Soal 4 Pulau Milik Aceh Diklaim Sumut, Rafli Kande Ajak Para Elite Tak Saling Tuding

by danirandi
Senator asal Aceh kritik rencana investasi BPKH

Banda Aceh (KANALACEH.COM) – Menanggapi polemik tentang empat pulau yang tadinya masuk dalam wilayah Aceh Singkil, dan kini beralih menjadi wilayah Kabupaten Tapanuli Tengah, Sumatera Utara, anggota komisi VI DPR-RI asal Aceh, Rafli, menyarankan agar semua stakeholders Aceh perlu duduk bersama.

Tidak hanya untuk mendiskusikan isu peralihan administratif empat pulau dimaksud, namun juga membahas tentang Aceh terkini secara keseluruhan.

Menurutnya, peralihan secara administratif empat pulau tersebut perlu didiskusikan dan disikapi bersama agar tidak menjadi polemik berkepanjangan.

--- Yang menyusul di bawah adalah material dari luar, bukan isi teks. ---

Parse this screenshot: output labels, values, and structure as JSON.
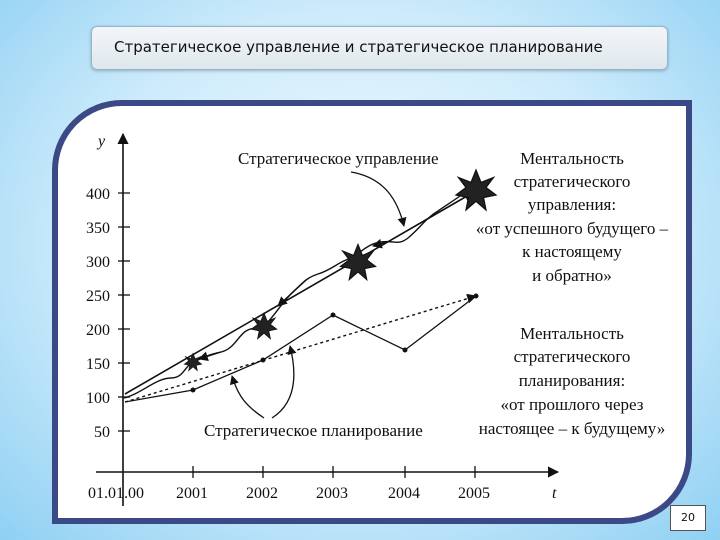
{
  "slide": {
    "title": "Стратегическое управление и стратегическое планирование",
    "page_number": "20"
  },
  "diagram": {
    "axis": {
      "y_label": "y",
      "x_label": "t",
      "origin_label": "01.01.00",
      "y_ticks": [
        "400",
        "350",
        "300",
        "250",
        "200",
        "150",
        "100",
        "50"
      ],
      "x_ticks": [
        "2001",
        "2002",
        "2003",
        "2004",
        "2005"
      ]
    },
    "labels": {
      "management": "Стратегическое управление",
      "planning": "Стратегическое планирование",
      "management_mentality": [
        "Ментальность",
        "стратегического",
        "управления:",
        "«от успешного будущего –",
        "к настоящему",
        "и обратно»"
      ],
      "planning_mentality": [
        "Ментальность",
        "стратегического",
        "планирования:",
        "«от прошлого через",
        "настоящее – к будущему»"
      ]
    },
    "icons": [
      "star-burst-icon"
    ]
  }
}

“Peralihan wilayah secara administratif empat pulau ini kan bukan terjadi tiba-tiba. Ada proses panjang yang dilalui sejak bertahun-tahun lalu. Tentu tidak elok jika kemudian kita menyikapinya dengan saling tuding dan mencari-cari pihak yang patut disalahkan, tanpa memahami secara konprehensif semua aspek yang menjadi dasar dimungkinkannya keputusan tersebut lahir,” ujar Rafli dalam keterangannya, Selasa (24/5).

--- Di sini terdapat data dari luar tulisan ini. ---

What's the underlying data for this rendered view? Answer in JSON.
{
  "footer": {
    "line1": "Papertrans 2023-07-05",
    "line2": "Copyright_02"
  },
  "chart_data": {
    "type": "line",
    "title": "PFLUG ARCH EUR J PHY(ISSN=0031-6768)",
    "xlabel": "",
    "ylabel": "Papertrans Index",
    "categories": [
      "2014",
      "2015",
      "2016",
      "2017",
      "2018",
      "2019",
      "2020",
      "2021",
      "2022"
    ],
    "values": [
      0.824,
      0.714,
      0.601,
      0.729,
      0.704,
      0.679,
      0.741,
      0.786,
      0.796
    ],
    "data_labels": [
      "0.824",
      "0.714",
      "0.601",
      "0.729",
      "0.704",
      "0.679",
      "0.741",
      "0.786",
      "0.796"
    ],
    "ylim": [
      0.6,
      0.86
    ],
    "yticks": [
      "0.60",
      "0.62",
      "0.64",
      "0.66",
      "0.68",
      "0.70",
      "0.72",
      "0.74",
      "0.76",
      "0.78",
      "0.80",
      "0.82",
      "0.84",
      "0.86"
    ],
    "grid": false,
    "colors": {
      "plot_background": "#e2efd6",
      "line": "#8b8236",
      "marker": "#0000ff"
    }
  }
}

Untuk itu, kata dia semua pemangku kepentingan Aceh perlu duduk bersama.

“Diskusikan semuanya, lalu ambil sikap bersama. Jika kita bersatu dan kompak, Insya Allah tidak hanya soal empat pulau saja, tapi banyak problem Aceh lainnya yang dapat diselesaikan” papar Rafli penuh semangat.

Menurutnya, pihak Kementrian dan Pemerintah Pusat pasti akan mendengarkan aspirasi yang disuarakan bersama. Namun tentu tidak sebatas membuat kesepakatan dan pernyataan bersama saja.

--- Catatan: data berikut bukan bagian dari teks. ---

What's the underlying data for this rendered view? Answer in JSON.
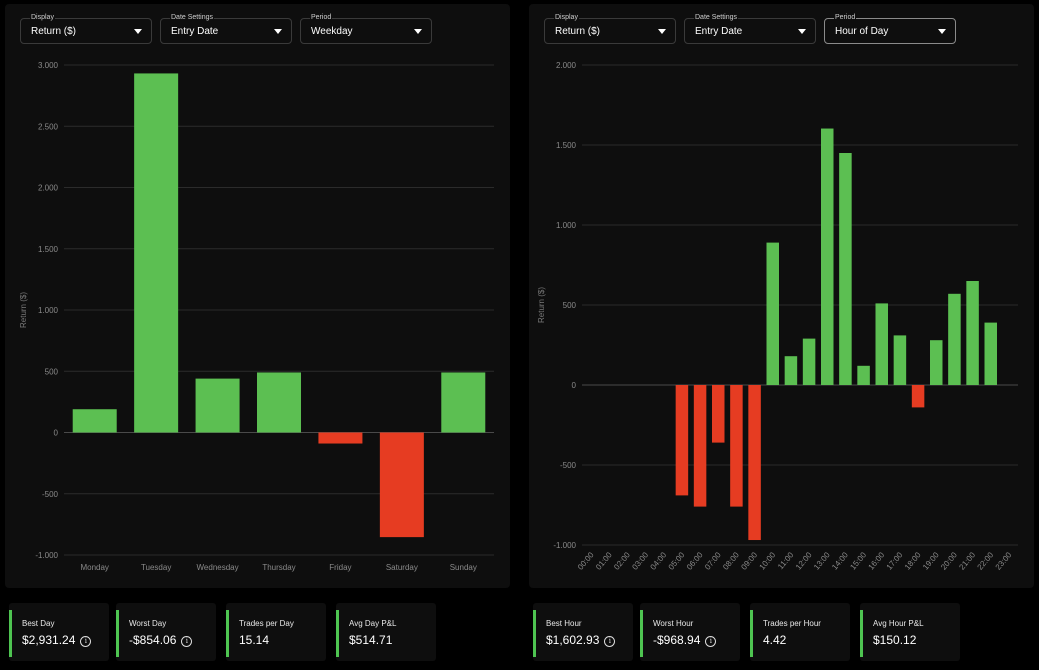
{
  "left_panel": {
    "controls": [
      {
        "label": "Display",
        "value": "Return ($)"
      },
      {
        "label": "Date Settings",
        "value": "Entry Date"
      },
      {
        "label": "Period",
        "value": "Weekday"
      }
    ]
  },
  "right_panel": {
    "controls": [
      {
        "label": "Display",
        "value": "Return ($)"
      },
      {
        "label": "Date Settings",
        "value": "Entry Date"
      },
      {
        "label": "Period",
        "value": "Hour of Day"
      }
    ]
  },
  "colors": {
    "positive": "#5cbf52",
    "negative": "#e63c22",
    "accent": "#4ec451"
  },
  "chart_data": [
    {
      "type": "bar",
      "ylabel": "Return ($)",
      "ylim": [
        -1000,
        3000
      ],
      "yticks": [
        -1000,
        -500,
        0,
        500,
        1000,
        1500,
        2000,
        2500,
        3000
      ],
      "ytick_labels": [
        "-1.000",
        "-500",
        "0",
        "500",
        "1.000",
        "1.500",
        "2.000",
        "2.500",
        "3.000"
      ],
      "categories": [
        "Monday",
        "Tuesday",
        "Wednesday",
        "Thursday",
        "Friday",
        "Saturday",
        "Sunday"
      ],
      "values": [
        190,
        2931.24,
        440,
        490,
        -90,
        -854.06,
        490
      ],
      "grid": true
    },
    {
      "type": "bar",
      "ylabel": "Return ($)",
      "ylim": [
        -1000,
        2000
      ],
      "yticks": [
        -1000,
        -500,
        0,
        500,
        1000,
        1500,
        2000
      ],
      "ytick_labels": [
        "-1.000",
        "-500",
        "0",
        "500",
        "1.000",
        "1.500",
        "2.000"
      ],
      "categories": [
        "00:00",
        "01:00",
        "02:00",
        "03:00",
        "04:00",
        "05:00",
        "06:00",
        "07:00",
        "08:00",
        "09:00",
        "10:00",
        "11:00",
        "12:00",
        "13:00",
        "14:00",
        "15:00",
        "16:00",
        "17:00",
        "18:00",
        "19:00",
        "20:00",
        "21:00",
        "22:00",
        "23:00"
      ],
      "values": [
        0,
        0,
        0,
        0,
        0,
        -690,
        -760,
        -360,
        -760,
        -968.94,
        890,
        180,
        290,
        1602.93,
        1450,
        120,
        510,
        310,
        -140,
        280,
        570,
        650,
        390,
        0
      ],
      "grid": true
    }
  ],
  "stats_left": [
    {
      "label": "Best Day",
      "value": "$2,931.24",
      "info": true
    },
    {
      "label": "Worst Day",
      "value": "-$854.06",
      "info": true
    },
    {
      "label": "Trades per Day",
      "value": "15.14",
      "info": false
    },
    {
      "label": "Avg Day P&L",
      "value": "$514.71",
      "info": false
    }
  ],
  "stats_right": [
    {
      "label": "Best Hour",
      "value": "$1,602.93",
      "info": true
    },
    {
      "label": "Worst Hour",
      "value": "-$968.94",
      "info": true
    },
    {
      "label": "Trades per Hour",
      "value": "4.42",
      "info": false
    },
    {
      "label": "Avg Hour P&L",
      "value": "$150.12",
      "info": false
    }
  ],
  "info_glyph": "i"
}
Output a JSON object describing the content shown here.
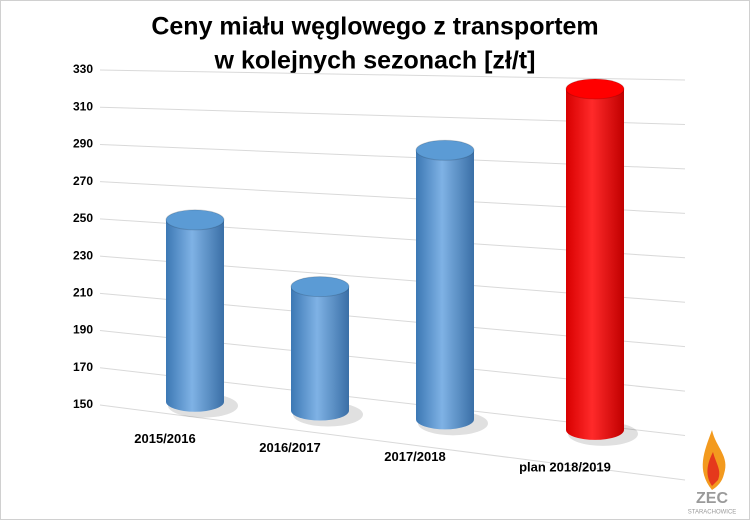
{
  "chart_data": {
    "type": "bar3d",
    "title": [
      "Ceny miału węglowego z transportem",
      "w kolejnych sezonach [zł/t]"
    ],
    "categories": [
      "2015/2016",
      "2016/2017",
      "2017/2018",
      "plan 2018/2019"
    ],
    "values": [
      246,
      214,
      286,
      318
    ],
    "colors": [
      "#5b9bd5",
      "#5b9bd5",
      "#5b9bd5",
      "#ff0000"
    ],
    "ylim": [
      150,
      330
    ],
    "yticks": [
      150,
      170,
      190,
      210,
      230,
      250,
      270,
      290,
      310,
      330
    ],
    "grid": true
  },
  "logo": {
    "name": "ZEC",
    "sub": "STARACHOWICE"
  }
}
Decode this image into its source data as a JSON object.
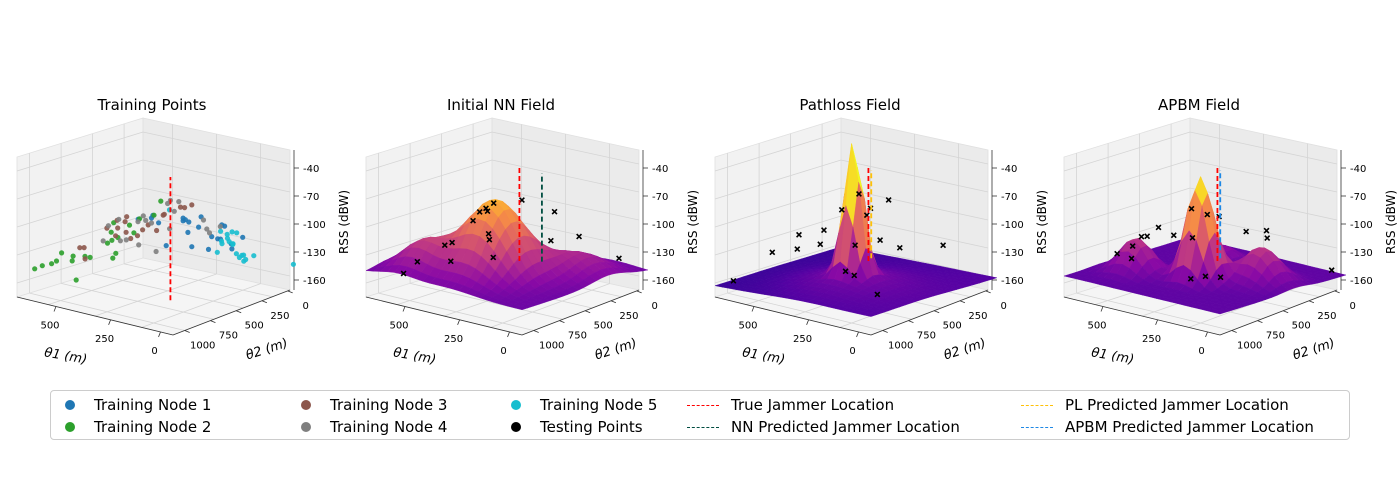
{
  "chart_data": [
    {
      "type": "scatter",
      "title": "Training Points",
      "xlabel": "θ1 (m)",
      "ylabel": "θ2 (m)",
      "zlabel": "RSS (dBW)",
      "x_ticks": [
        "500",
        "250",
        "0"
      ],
      "y_ticks": [
        "1000",
        "750",
        "500",
        "250",
        "0"
      ],
      "z_ticks": [
        "-40",
        "-70",
        "-100",
        "-130",
        "-160"
      ],
      "series": [
        {
          "name": "Training Node 1",
          "color": "#1f77b4",
          "count": 22
        },
        {
          "name": "Training Node 2",
          "color": "#2ca02c",
          "count": 22
        },
        {
          "name": "Training Node 3",
          "color": "#8c564b",
          "count": 20
        },
        {
          "name": "Training Node 4",
          "color": "#7f7f7f",
          "count": 20
        },
        {
          "name": "Training Node 5",
          "color": "#17becf",
          "count": 20
        }
      ]
    },
    {
      "type": "surface",
      "title": "Initial NN Field",
      "xlabel": "θ1 (m)",
      "ylabel": "θ2 (m)",
      "zlabel": "RSS (dBW)",
      "x_ticks": [
        "500",
        "250",
        "0"
      ],
      "y_ticks": [
        "1000",
        "750",
        "500",
        "250",
        "0"
      ],
      "z_ticks": [
        "-40",
        "-70",
        "-100",
        "-130",
        "-160"
      ],
      "colormap": "plasma"
    },
    {
      "type": "surface",
      "title": "Pathloss Field",
      "xlabel": "θ1 (m)",
      "ylabel": "θ2 (m)",
      "zlabel": "RSS (dBW)",
      "x_ticks": [
        "500",
        "250",
        "0"
      ],
      "y_ticks": [
        "1000",
        "750",
        "500",
        "250",
        "0"
      ],
      "z_ticks": [
        "-40",
        "-70",
        "-100",
        "-130",
        "-160"
      ],
      "colormap": "plasma"
    },
    {
      "type": "surface",
      "title": "APBM Field",
      "xlabel": "θ1 (m)",
      "ylabel": "θ2 (m)",
      "zlabel": "RSS (dBW)",
      "x_ticks": [
        "500",
        "250",
        "0"
      ],
      "y_ticks": [
        "1000",
        "750",
        "500",
        "250",
        "0"
      ],
      "z_ticks": [
        "-40",
        "-70",
        "-100",
        "-130",
        "-160"
      ],
      "colormap": "plasma"
    }
  ],
  "legend": {
    "placement": "bottom",
    "items": [
      {
        "label": "Training Node 1",
        "kind": "dot",
        "color": "#1f77b4"
      },
      {
        "label": "Training Node 2",
        "kind": "dot",
        "color": "#2ca02c"
      },
      {
        "label": "Training Node 3",
        "kind": "dot",
        "color": "#8c564b"
      },
      {
        "label": "Training Node 4",
        "kind": "dot",
        "color": "#7f7f7f"
      },
      {
        "label": "Training Node 5",
        "kind": "dot",
        "color": "#17becf"
      },
      {
        "label": "Testing Points",
        "kind": "dot",
        "color": "#000000"
      },
      {
        "label": "True Jammer Location",
        "kind": "dash",
        "color": "#ff0000"
      },
      {
        "label": "NN Predicted Jammer Location",
        "kind": "dash",
        "color": "#004d40"
      },
      {
        "label": "PL Predicted Jammer Location",
        "kind": "dash",
        "color": "#ffc107"
      },
      {
        "label": "APBM Predicted Jammer Location",
        "kind": "dash",
        "color": "#1e88e5"
      }
    ]
  }
}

“Mengadvokasi implementasi dari aspirasi bersama itu juga hal penting yang harus dilakukan” lanjut Rafli.

“Aceh ga boleh begini-begini terus. Ga bisa kemiskinan dibiarkan terus. Kita bisa mengatasinya. Asal para pemimpinnnya kompak dan bersatu. Itu yang membuat kita bisa, Insya Allah, kepada Allah swt kita bermohon,” kata Rafli.